Pemerintah akan membuat kebijakan agar goal ini dapat tercapai. Selain itu juga dengan membuat program, memonitor dan mengevaluasi. Sementara itu ada beberapa highlights dari pemerintah yaitu pelarangan penanaman sawit dan perluasan tambang, moratorium untuk penebangan hutan serta pembakaran lahan gambut. Selain itu juga pemerintah akan merestorasi lahan gambut sebanyak 2 juta hektar dalam lima tahun di beberapa provinsi di Indonesia.

Yang terakhir adalah presentasi dari Kementerian Lingkungan Hidup dan Kehutanan. Tahu ngga sih kalau ternyata yang harus bertanggung jawab atas perubahan iklim itu adalah manusia? Sebenarnya ada dua sesi lagi berhubung saya cape ngetik jadi segini dulu yang dapat saya bagikan.


CWS Team! 

Malamnya ada FGD. Total ada 10 topik untuk FGD yang diambil dari Sustainable Development Goals (SDGs) yang merupakan kelanjutan dari Millennium Development Goals (MDG's) dan peserta diharuskan untuk memilih satu diantaranya. Saya ambil topik tentang Clean Water and Sanitation karena saya pikir masalah air cukup penting. Yang paling sepi itu tentang topik Life Below Water grupnya si Rafid wkwkwk. Meskipun negara kita isinya air, tapi ngga banyak yang milih topik ini. Meskipun begitu, team Life Below Water ini cukup hebat karena menyabet beberapa award selama forum berlangsung.

Selama FGD berlangsung, tiap grup ditemani oleh fasilitator. Fasilitator untuk grup clean water and sanitation adalah Mas Shofyan dari USAID. Baik bangetlah pokoknya fasilitator kita. Dan emang beliau ahli banget masalah air, jadi selama diskusi berlangsung banyak hal yang bisa kita serap.

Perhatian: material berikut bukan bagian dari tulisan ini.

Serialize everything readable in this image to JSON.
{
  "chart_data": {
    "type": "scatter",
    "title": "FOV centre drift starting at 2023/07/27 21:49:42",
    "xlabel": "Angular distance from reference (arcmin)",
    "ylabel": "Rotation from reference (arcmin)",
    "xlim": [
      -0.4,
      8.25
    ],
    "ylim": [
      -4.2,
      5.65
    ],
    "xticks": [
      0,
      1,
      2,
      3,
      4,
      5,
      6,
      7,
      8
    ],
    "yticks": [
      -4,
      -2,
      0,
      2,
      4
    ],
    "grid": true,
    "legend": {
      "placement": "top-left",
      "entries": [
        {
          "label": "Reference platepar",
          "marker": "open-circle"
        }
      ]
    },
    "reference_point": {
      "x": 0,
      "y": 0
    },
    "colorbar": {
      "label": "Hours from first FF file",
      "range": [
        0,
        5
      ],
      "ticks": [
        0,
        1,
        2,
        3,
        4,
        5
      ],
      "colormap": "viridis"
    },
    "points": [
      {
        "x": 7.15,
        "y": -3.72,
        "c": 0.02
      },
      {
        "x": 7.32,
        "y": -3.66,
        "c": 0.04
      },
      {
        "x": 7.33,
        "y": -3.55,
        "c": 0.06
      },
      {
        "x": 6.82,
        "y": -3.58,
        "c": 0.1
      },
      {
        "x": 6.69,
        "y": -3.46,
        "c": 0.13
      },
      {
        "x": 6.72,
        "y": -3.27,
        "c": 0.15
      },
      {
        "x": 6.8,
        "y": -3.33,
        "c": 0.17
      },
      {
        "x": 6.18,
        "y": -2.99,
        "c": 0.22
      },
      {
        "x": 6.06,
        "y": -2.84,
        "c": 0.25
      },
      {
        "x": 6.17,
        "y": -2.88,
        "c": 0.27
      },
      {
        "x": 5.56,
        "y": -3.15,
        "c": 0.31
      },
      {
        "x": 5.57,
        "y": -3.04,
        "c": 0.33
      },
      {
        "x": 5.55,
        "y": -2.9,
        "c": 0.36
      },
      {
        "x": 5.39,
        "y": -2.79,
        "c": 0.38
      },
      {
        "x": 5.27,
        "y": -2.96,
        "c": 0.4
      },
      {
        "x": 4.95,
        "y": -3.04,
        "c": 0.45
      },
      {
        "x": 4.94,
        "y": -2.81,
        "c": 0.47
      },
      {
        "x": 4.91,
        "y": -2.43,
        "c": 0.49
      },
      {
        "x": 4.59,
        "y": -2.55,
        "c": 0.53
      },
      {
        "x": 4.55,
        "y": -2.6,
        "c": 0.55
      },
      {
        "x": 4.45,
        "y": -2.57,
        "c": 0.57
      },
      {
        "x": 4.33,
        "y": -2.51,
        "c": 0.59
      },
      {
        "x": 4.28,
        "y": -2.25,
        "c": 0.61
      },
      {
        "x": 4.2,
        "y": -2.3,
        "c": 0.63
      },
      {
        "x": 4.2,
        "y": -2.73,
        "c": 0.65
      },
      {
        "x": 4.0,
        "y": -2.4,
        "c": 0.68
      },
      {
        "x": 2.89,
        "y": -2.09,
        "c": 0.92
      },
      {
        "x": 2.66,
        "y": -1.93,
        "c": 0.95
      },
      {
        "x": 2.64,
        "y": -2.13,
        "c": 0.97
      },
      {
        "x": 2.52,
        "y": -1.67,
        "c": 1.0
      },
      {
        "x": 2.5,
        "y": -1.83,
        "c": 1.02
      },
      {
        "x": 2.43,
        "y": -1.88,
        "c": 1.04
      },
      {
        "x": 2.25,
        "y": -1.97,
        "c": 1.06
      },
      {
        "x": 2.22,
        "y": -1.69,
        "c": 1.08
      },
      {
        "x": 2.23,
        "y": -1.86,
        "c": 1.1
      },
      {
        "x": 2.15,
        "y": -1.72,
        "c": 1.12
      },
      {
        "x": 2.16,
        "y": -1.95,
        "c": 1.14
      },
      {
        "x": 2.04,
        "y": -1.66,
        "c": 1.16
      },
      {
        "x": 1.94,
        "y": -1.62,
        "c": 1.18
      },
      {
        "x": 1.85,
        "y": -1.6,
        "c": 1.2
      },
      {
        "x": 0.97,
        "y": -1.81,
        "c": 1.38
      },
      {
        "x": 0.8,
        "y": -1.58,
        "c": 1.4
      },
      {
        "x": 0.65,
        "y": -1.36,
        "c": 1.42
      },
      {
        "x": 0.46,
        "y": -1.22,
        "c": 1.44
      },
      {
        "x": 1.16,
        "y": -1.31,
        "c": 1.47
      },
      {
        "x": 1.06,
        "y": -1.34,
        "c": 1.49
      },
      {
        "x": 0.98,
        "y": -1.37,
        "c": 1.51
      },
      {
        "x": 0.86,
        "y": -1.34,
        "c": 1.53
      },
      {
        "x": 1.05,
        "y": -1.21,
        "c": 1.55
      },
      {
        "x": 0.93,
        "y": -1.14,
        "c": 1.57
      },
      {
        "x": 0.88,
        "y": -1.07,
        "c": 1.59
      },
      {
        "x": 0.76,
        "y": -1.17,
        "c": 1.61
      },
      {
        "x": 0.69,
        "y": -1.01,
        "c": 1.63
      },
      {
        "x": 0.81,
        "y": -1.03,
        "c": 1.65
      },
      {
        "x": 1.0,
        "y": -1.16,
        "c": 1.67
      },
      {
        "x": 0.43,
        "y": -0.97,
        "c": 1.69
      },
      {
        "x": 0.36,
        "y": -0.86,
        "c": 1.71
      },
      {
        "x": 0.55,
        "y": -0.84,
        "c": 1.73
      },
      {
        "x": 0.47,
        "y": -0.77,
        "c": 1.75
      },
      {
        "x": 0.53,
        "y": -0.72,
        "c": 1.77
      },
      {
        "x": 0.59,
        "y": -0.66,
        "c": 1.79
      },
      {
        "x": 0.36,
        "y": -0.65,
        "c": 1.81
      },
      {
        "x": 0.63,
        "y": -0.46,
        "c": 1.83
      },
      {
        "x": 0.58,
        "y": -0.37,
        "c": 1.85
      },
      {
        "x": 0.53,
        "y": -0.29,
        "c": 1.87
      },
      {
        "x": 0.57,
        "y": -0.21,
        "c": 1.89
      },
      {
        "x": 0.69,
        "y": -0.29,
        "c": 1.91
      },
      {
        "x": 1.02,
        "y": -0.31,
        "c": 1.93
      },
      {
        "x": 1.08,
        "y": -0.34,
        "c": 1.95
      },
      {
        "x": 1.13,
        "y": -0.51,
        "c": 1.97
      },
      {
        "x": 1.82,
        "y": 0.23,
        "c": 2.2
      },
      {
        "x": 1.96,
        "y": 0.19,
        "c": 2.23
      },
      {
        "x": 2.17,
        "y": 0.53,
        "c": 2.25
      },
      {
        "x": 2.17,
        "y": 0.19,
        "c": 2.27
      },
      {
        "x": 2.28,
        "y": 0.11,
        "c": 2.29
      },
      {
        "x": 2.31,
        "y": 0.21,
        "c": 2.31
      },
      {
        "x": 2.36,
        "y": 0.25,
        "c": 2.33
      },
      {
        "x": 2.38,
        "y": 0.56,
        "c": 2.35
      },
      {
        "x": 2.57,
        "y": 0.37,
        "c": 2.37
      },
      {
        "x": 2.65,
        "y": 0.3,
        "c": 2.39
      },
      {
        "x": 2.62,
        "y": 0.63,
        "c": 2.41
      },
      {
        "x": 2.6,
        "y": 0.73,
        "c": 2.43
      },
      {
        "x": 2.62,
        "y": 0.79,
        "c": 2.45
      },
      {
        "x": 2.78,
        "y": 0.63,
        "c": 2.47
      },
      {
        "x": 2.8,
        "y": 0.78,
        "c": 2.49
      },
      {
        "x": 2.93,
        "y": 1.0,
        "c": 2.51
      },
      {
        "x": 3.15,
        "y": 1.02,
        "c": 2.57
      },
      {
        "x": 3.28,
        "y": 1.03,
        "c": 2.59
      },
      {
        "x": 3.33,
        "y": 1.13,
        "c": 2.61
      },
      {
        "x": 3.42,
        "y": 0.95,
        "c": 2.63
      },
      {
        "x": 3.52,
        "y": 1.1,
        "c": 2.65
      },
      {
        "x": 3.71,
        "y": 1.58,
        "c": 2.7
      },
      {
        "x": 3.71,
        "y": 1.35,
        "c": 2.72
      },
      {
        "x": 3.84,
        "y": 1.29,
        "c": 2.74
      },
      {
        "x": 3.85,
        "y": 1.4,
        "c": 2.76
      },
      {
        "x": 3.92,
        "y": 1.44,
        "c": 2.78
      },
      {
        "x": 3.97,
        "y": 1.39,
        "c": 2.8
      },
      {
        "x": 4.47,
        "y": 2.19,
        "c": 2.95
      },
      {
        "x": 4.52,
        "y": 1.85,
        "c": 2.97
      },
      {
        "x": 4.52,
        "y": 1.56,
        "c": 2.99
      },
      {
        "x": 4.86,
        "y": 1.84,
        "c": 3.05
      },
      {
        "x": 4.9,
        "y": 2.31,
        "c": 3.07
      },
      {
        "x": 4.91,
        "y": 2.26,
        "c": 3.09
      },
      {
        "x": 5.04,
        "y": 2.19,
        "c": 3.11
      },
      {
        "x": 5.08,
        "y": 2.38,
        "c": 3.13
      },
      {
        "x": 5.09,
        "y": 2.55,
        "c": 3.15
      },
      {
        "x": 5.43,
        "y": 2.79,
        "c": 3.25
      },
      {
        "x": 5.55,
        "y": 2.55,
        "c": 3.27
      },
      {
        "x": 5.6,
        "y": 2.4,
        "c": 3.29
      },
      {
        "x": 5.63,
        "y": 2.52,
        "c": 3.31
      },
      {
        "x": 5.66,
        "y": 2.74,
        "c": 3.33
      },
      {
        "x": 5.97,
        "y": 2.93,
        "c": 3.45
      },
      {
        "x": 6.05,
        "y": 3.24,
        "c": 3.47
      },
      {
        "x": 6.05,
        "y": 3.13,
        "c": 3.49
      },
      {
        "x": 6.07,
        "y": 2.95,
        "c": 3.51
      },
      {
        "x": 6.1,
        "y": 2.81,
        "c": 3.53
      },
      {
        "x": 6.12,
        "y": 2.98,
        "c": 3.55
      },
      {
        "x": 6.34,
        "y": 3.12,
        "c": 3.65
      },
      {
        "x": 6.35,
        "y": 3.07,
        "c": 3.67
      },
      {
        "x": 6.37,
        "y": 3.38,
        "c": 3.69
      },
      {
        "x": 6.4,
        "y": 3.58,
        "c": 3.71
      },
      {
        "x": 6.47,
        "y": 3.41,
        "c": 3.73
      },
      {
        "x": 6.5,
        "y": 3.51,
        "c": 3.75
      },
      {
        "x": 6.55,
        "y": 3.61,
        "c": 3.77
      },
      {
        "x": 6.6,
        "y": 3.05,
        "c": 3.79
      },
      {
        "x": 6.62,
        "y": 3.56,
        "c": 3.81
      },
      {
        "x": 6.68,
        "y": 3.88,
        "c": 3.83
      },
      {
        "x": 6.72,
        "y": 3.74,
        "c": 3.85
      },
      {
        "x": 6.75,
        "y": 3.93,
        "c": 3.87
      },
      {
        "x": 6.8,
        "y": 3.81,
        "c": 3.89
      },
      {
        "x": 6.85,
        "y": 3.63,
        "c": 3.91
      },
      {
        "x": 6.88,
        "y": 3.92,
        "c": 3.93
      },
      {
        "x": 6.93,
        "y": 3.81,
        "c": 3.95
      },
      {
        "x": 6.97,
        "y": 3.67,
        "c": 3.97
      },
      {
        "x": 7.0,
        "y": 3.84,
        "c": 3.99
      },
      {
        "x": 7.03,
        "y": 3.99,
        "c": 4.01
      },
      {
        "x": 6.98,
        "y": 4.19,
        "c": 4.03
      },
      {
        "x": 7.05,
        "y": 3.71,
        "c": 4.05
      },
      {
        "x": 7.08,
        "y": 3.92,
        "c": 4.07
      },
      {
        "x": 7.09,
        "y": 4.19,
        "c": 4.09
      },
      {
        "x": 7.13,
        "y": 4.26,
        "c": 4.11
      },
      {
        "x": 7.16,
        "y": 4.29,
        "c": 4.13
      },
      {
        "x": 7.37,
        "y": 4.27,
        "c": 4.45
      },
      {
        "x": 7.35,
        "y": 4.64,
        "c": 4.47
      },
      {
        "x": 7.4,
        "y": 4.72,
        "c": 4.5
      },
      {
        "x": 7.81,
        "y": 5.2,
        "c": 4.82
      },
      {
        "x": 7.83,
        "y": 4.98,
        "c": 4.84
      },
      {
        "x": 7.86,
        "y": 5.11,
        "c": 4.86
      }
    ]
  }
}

Sebenarnya lingkungan bukan isu yang menjadi ketertarikan saya dan sejak mengikuti acara ini, saya jadi lebih sadar *eaaaa* sadar bahwa lingkungan kita udah kritis. Semua orang harus sadar bahwa lingkungan tidak bisa diabaikan begitu saja karena kalau ngga, bencana akan terjadi. Climate change is real! Kita ngga bisa sepenuhnya menyuruh pemerintah untuk bertanggung jawab. Lingkungan itu tanggung jawab kita semua. Saya, kamu, kita... kita?! Lol. Iya beneran. Tugas kita.

Untuk itu, ada beberapa hal yang bisa kamu lakukan. Ngga perlu dengan hal-hal besar dulu. Contoh paling gampang aja deh untuk hal yang bisa kita lakuin. Jangan nyampah sebarangan, jangan mubazir pake air sama listrik dan sebagainya. Menjaga lingkungan itu tugas kita semua, minimal ditempat tinggal kita dulu deh mulainya.